Boyang tried to recall whether there had been any enthusiasm or readiness in Sizhuo’s voice that could have given him an excuse to cancel the dinner, but there was none. “But I like it,” he remembered her saying, looking up at him with a candidness that was at once transparent and unreadable. Oddly, he felt as though he had returned to his second-grade physical education class on the day they had been practicing hurling hand grenades. When it was Boyang’s turn, he perused the long row of hand grenades, all an old Soviet model with wooden shafts and black metal heads; he chose one carefully, and with all his might hurled it.
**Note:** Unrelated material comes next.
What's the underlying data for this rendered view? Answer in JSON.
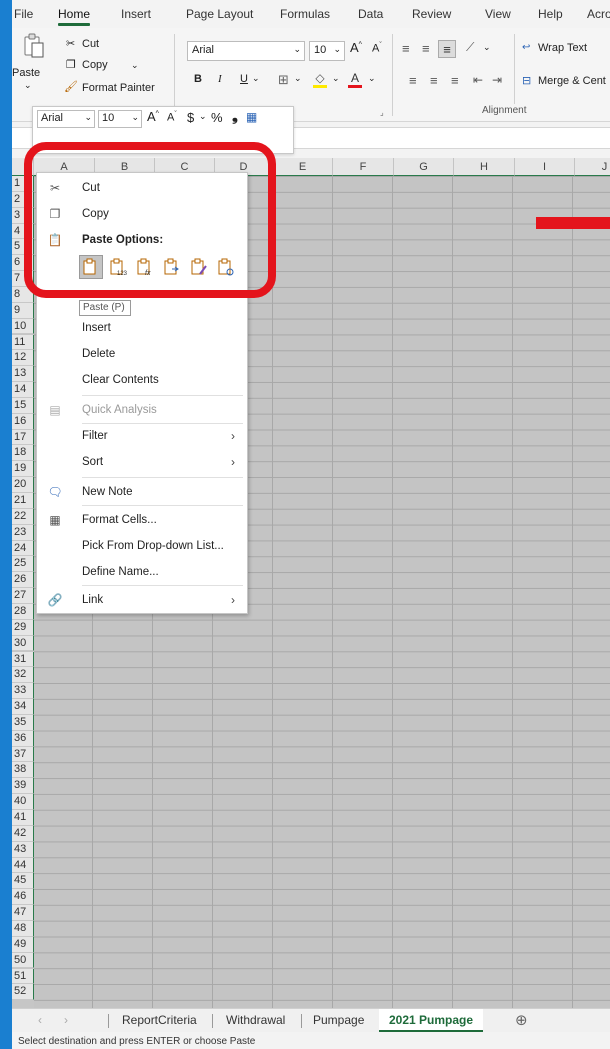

He had been a tall boy then, athletic, and he had expected to set a class record with his throw, but the metal head, loosened after years of use in training children to become militants, dropped behind him with a thud, while the wooden shaft made a less than confident trajectory across the sky, flipping and falling before its intended target. It was the first time Boyang had understood the meaning of overreach , not in his twisted eight-year-old shoulder but somewhere inside of him, an unfamiliar befuddlement, and that was how he felt now: he had not known — or had not had the desire to know — what he had wanted when making the phone call, and now it seemed too late to go back and figure it out.

Boyang wished he had someone next to him at this moment with whom he could talk while thinking — not about the girl on the phone but about the memory of his failed grenade throw. What do children throw in their physical education classes these days, he wondered — baseballs, or a different kind of hand grenade in the shape of angry birds? He could ask Coco about it, but she would make it into a joke about something else. No, Coco was the last person with whom he could share that memory. He wanted someone to see the seriousness behind the giddy chaos: the teacher had turned pale at the accident, though, luckily for her and everyone else, the metal head had not landed on and cracked open a child’s skull; the children had gotten overexcited, as though an unexpected holiday had befallen them; Moran had looked concerned as she gently tapped his arm and shoulder to assess how much he had hurt himself, then all of a sudden broke into uncontrollable laughter. Yes, he wanted someone to see his past with him, the children in blue gym uniforms — the most unsavory kind of blue, not light enough to be associated with anything delightful, not dark enough to confer dignity; he wanted someone to laugh with his childhood friend and himself but not at them, ugly ducklings who, not knowing their lots, wholeheartedly embraced everything coming their way. But beyond that, he wanted someone to understand that a moment, even a trivial one, could in time accumulate weight and meaning. Looking back, wasn’t it a befitting role for him to be the hero whose only real accomplishment was to sacrifice himself, and those around him, too? The intention to do good, the intention to do the right thing — who could say with certainty that these were separate from the intentions to do harm, to diminish? In allowing a bedridden woman not only to exist in his life as a secret kept from his family, but to dictate how he treated the world — with distrust and aloofness — he had pushed his ex-wife into another man’s arms. In turning away from Aunt now, when she was completely alone in this world, he must be crueler than Moran and Ruyu, who had turned away long ago.